Single Moms We Answer All Your Questions About Raising a Bi-Racial Child

By Melissa Chapman

If you’re a single mom raising a bi-racial child you’re likely intent on incorporating the traditions and practices of each part of your child’s race into her life.Well single moms Tina B. Tessina, PhD is here to answer all your questions about just how to accomplish your goals and…the news is good!

SMM: If you’re lucky enough to have support from your child’s father, what are some ways the two of you can work together to make sure your child feels comfortable expressing all aspects of their race?

Dr. Tina: Hopefully, you and your child’s father have incorporated practices from each culture into your lives, and your child is spending quality time with both sides of your families, sharing in their celebrations. Culture is largely about attitudes, religion, customs and food. If you step back emotionally,and take a look at the aspects of both cultures you’ll be able to choose which aspects to blend into your own blended family.

SMM: If you and the baby’s father are not on good terms, and you are left with providing for your child’s mental and physical well-being- what can you do to make sure that your child has good role models, and an understanding of his father’s race?

Dr. Tina: Even if you and your child’s father are not on good terms, connect with his family if you can, and participate in their celebrations.If not, then connect with others of the same ethnicity and culture. If you’re not connected with your child’s father, then you need to find some males (not ones you’re dating) who can be good role models. Often, uncles can be more upright than their brother, and hopefully there will be a grandfather or other family man who will step up.

If not, then find role models in other groups who are of that culture, and get acquainted with them as early as possible, so your child can grow up surrounded by both cultures. You can take your child to a church, mosque or synagogue of dad’s culture and meet upstanding men there who will serve.

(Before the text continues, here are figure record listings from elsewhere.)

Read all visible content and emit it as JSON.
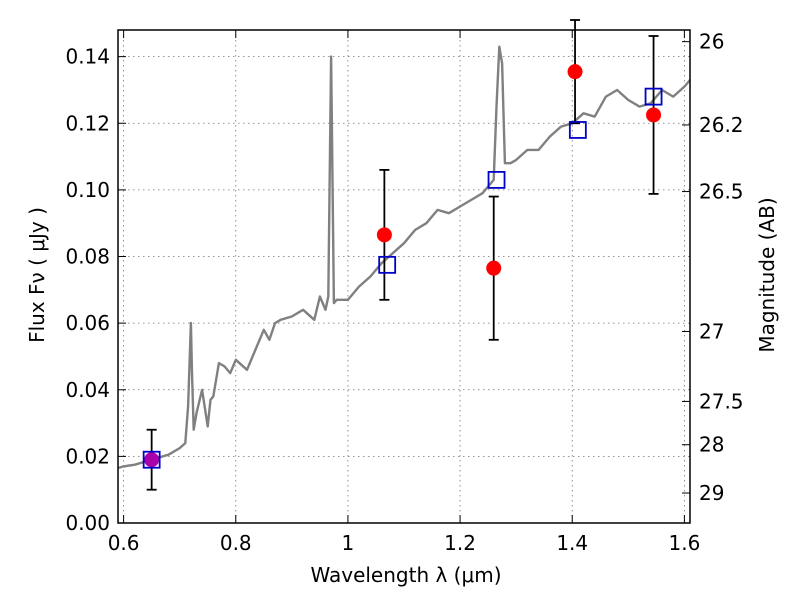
{
  "chart_data": {
    "type": "scatter",
    "title": "",
    "xlabel": "Wavelength  λ (μm)",
    "ylabel": "Flux  Fν  ( μJy )",
    "y2label": "Magnitude (AB)",
    "xlim": [
      0.59,
      1.61
    ],
    "ylim": [
      0.0,
      0.148
    ],
    "xticks": [
      0.6,
      0.8,
      1.0,
      1.2,
      1.4,
      1.6
    ],
    "xtick_labels": [
      "0.6",
      "0.8",
      "1",
      "1.2",
      "1.4",
      "1.6"
    ],
    "yticks": [
      0.0,
      0.02,
      0.04,
      0.06,
      0.08,
      0.1,
      0.12,
      0.14
    ],
    "ytick_labels": [
      "0.00",
      "0.02",
      "0.04",
      "0.06",
      "0.08",
      "0.10",
      "0.12",
      "0.14"
    ],
    "y2ticks": [
      {
        "flux": 0.1445,
        "label": "26"
      },
      {
        "flux": 0.1195,
        "label": "26.2"
      },
      {
        "flux": 0.0995,
        "label": "26.5"
      },
      {
        "flux": 0.0575,
        "label": "27"
      },
      {
        "flux": 0.0365,
        "label": "27.5"
      },
      {
        "flux": 0.0235,
        "label": "28"
      },
      {
        "flux": 0.009,
        "label": "29"
      }
    ],
    "grid": true,
    "colors": {
      "spectrum": "#808080",
      "observed": "#ff0000",
      "model": "#0000cc",
      "errorbar": "#000000",
      "overlap": "#aa00aa"
    },
    "series": [
      {
        "kind": "line",
        "x": [
          0.59,
          0.6,
          0.62,
          0.64,
          0.66,
          0.68,
          0.7,
          0.71,
          0.715,
          0.72,
          0.722,
          0.725,
          0.73,
          0.74,
          0.75,
          0.755,
          0.76,
          0.77,
          0.78,
          0.79,
          0.8,
          0.82,
          0.84,
          0.85,
          0.86,
          0.87,
          0.88,
          0.9,
          0.92,
          0.94,
          0.95,
          0.96,
          0.965,
          0.97,
          0.975,
          0.98,
          1.0,
          1.02,
          1.04,
          1.06,
          1.08,
          1.1,
          1.12,
          1.14,
          1.16,
          1.18,
          1.2,
          1.22,
          1.24,
          1.26,
          1.265,
          1.27,
          1.275,
          1.28,
          1.29,
          1.3,
          1.32,
          1.34,
          1.36,
          1.38,
          1.4,
          1.42,
          1.44,
          1.46,
          1.48,
          1.5,
          1.52,
          1.54,
          1.56,
          1.58,
          1.6,
          1.61
        ],
        "y": [
          0.0165,
          0.017,
          0.0175,
          0.0185,
          0.0195,
          0.0205,
          0.0225,
          0.024,
          0.035,
          0.06,
          0.045,
          0.028,
          0.033,
          0.04,
          0.029,
          0.037,
          0.038,
          0.048,
          0.047,
          0.045,
          0.049,
          0.046,
          0.054,
          0.058,
          0.055,
          0.06,
          0.061,
          0.062,
          0.064,
          0.061,
          0.068,
          0.064,
          0.068,
          0.14,
          0.066,
          0.067,
          0.067,
          0.071,
          0.074,
          0.078,
          0.081,
          0.084,
          0.088,
          0.09,
          0.094,
          0.093,
          0.095,
          0.097,
          0.099,
          0.103,
          0.125,
          0.143,
          0.138,
          0.108,
          0.108,
          0.109,
          0.112,
          0.112,
          0.116,
          0.119,
          0.12,
          0.123,
          0.122,
          0.128,
          0.13,
          0.127,
          0.125,
          0.126,
          0.13,
          0.128,
          0.131,
          0.133
        ]
      },
      {
        "kind": "observed-points",
        "x": [
          0.65,
          1.065,
          1.26,
          1.405,
          1.545
        ],
        "y": [
          0.019,
          0.0865,
          0.0765,
          0.1355,
          0.1225
        ],
        "yerr": [
          0.009,
          0.0195,
          0.0215,
          0.0155,
          0.0237
        ]
      },
      {
        "kind": "model-points",
        "x": [
          0.65,
          1.07,
          1.265,
          1.41,
          1.545
        ],
        "y": [
          0.019,
          0.0775,
          0.103,
          0.118,
          0.128
        ]
      }
    ]
  }
}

SMM: What can you do to counteract the teasing and negative comments your child may encounter from ignorant people? What can you do to imbue your child with a healthy self image and help him embrace his biracial identity?

Dr. Tina: Teach your child that any kind of inappropriate teasing or remarks, from anyone, represents ignorance on the part of the teaser. Children begin with a healthy self-image. Just deal with any damage done as it happens. If you see your child is upset, take time to find out why, and if it’s racially related, talk to him or her about tolerance and respect, and how some people just don’t understand, and they’re wrong. You are already showing your child the positive aspects of the culture, and your child already has positive role models, right? If a very hurtful situation arises, ask a wise person of the other ethnicity to help you explain how it works.

SMM: Are there any organizations or concrete activities you would suggest single mothers take their bi-racial kids to?

Dr. Tina: Absolutely. The internet has many meet-ups of mixed ethnic parents, there are cultural organizations in most communities, and churches and families are always good resources. Keep your child’s interests in mind, and don’t be too proud to consult the father’s family church or synagogue.